Because I do, all the time. I miss things like Paris in the winter and being rich and all these things that Ive never experienced. And yet I want them so badly. I yearn for them. And for what reason? So that I can feel better about myself? These are no things to yearn for. They are worthless. I will go to Paris during the winter and I will complain of the cold, the fact that I dont understand anything. The fact that its not home. I will become rich and lament on all that I cant give, all that I cant do.

So whats the bother wishing and wanting and killing myself for things that I havent experienced just because they are out there?

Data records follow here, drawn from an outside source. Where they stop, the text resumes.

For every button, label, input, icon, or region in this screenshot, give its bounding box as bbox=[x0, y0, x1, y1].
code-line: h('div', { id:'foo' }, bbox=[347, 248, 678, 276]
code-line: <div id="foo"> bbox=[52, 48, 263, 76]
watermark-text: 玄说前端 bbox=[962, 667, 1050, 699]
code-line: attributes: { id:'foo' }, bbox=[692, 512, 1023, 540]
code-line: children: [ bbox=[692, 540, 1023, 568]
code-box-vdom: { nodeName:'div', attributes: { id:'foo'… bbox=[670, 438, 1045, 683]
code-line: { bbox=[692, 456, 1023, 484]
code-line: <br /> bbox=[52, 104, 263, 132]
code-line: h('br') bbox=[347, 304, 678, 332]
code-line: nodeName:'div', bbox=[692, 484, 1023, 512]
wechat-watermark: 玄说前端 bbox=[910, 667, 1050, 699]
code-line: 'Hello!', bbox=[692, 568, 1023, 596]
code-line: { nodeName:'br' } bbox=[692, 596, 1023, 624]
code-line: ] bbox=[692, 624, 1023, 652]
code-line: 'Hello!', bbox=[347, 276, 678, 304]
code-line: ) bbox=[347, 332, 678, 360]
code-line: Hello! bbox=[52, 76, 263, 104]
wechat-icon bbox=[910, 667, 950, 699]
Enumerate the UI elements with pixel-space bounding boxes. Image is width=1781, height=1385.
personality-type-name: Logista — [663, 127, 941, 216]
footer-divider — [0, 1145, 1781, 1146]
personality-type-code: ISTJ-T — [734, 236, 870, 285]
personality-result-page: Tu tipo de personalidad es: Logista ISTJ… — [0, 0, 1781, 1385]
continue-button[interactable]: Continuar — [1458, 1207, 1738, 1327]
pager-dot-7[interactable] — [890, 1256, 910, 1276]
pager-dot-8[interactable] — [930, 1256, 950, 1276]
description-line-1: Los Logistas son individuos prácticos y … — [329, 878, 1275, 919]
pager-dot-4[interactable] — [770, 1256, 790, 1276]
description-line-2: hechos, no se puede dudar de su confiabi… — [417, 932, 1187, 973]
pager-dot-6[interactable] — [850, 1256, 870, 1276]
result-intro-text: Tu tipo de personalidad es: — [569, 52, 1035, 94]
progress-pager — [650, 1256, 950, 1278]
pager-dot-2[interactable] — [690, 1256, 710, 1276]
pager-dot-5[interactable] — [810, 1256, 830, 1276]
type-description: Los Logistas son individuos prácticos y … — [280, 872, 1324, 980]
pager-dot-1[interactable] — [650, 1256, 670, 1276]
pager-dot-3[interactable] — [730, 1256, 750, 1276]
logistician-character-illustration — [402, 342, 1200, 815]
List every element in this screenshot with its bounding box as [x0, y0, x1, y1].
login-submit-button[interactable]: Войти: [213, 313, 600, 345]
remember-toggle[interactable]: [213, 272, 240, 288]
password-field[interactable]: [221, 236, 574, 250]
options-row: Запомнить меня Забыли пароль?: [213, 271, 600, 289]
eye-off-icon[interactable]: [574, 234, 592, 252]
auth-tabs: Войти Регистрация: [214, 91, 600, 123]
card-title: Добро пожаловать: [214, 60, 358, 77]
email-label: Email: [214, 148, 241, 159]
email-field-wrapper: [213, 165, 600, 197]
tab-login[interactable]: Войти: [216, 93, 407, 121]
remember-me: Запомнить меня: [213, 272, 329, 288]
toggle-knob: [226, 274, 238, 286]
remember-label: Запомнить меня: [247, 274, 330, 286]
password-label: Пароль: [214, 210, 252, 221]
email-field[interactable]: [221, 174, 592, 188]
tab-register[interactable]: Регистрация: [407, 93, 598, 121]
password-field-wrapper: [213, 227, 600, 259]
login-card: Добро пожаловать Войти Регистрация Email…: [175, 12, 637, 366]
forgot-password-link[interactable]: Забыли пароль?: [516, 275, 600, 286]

I want to wish and hope for real things.

I mean this isnt a real thing but I miss my grandparents so much tonight. Its not a particularly special night. I dont think I even know what day it is. But I miss them so much that I feel as if I cant breathe. I just sat in the closet for way too long going through old pictures, most of me, that they collected and missing them. Holding them and touching them thinking maybe I will feel them. I am doing so horribly in life and I just cant help but wonder what they think.

Do you know I wasnt around them when either one of them died? I was in school when my grandmother died and I had just gotten off work and was heading home when papa died. This journal doesnt even chronicle live thoughts about my grandmother because she was dead when I got a computer. She gave it to me.

6 years. Six long years she has been gone and I miss her every day. Every time I think to do something I miss her. My grandfather has been dead for a year. I dont know why I am stating all this again as if i havent done it in this journal before. I want to curl up into a little ball and just die.